The violence has spilled into neighboring Chad, Niger and Cameroon.
Suspected Boko Haram extremists killed more than 60 people in an attack on villagers leaving a funeral in northeastern Nigeria, a local official said Sunday. It was the deadliest extremist attack against civilians in the region this year.
Muhammad Bulama, council chairman of the Nganzai local government area, told reporters that 11 other people were wounded during the attack at midday Saturday.
He called it a reprisal after villagers and civilian self-defense forces fought off a Boko Haram ambush in the area two weeks ago, killing 11 extremists.
Nigerians last week marked the grim 10-year anniversary of the Boko Haram insurgency, which has killed tens of thousands of people, displaced millions and created one of the world's largest humanitarian crises. The extremists are known for mass abductions of schoolgirls and putting young women and men into suicide vests for attacks on markets, mosques and other high-traffic areas.

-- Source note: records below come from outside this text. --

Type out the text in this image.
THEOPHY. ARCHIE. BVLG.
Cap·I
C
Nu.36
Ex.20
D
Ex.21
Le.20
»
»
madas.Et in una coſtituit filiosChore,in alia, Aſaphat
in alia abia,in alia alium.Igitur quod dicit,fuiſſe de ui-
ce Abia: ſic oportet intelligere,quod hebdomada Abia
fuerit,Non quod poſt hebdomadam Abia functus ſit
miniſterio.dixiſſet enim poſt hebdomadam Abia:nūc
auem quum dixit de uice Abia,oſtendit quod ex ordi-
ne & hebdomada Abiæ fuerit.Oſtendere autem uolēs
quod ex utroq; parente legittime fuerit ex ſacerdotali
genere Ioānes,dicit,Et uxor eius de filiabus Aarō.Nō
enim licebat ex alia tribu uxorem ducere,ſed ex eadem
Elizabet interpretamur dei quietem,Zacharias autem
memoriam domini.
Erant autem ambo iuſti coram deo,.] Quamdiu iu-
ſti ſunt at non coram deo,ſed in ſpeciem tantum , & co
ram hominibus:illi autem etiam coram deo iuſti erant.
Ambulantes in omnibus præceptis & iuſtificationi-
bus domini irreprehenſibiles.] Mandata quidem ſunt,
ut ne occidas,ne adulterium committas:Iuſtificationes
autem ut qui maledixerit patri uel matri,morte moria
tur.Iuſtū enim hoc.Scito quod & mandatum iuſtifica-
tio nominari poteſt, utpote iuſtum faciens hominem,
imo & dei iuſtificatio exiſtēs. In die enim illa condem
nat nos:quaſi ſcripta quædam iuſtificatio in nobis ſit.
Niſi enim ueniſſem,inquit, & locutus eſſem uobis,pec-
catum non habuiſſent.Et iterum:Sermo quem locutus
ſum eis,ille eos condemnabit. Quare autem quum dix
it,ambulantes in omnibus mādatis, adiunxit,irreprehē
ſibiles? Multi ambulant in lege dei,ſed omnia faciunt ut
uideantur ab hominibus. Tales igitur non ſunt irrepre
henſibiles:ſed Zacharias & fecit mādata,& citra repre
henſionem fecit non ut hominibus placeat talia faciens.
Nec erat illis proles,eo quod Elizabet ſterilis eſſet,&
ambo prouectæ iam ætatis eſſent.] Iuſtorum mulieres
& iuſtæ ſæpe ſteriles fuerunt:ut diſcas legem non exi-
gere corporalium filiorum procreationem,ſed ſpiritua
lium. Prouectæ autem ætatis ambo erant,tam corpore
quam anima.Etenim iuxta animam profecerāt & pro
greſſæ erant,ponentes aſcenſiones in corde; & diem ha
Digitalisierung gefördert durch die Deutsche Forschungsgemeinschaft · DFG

The extremists, who seek to impose a strict Islamic state in the region, have defied the claims of President Muhammadu Buhari's administration over the years that the insurgency has been crushed. The violence also has spilled into neighboring Chad, Niger and Cameroon.
Nigeria's military did not immediately comment on Saturday's attack.
Bunu Bukar, secretary of the Borno Hunters Association, a self-defense group, said the extremists roared up on Saturday on motorbikes and opened fire on villagers returning from offering funeral prayers for a relative. He said his colleagues had recovered nearly two dozen bodies.
Bana Musa, who also serves on the local council, told The Associated Press that some people managed to escape the gunfire.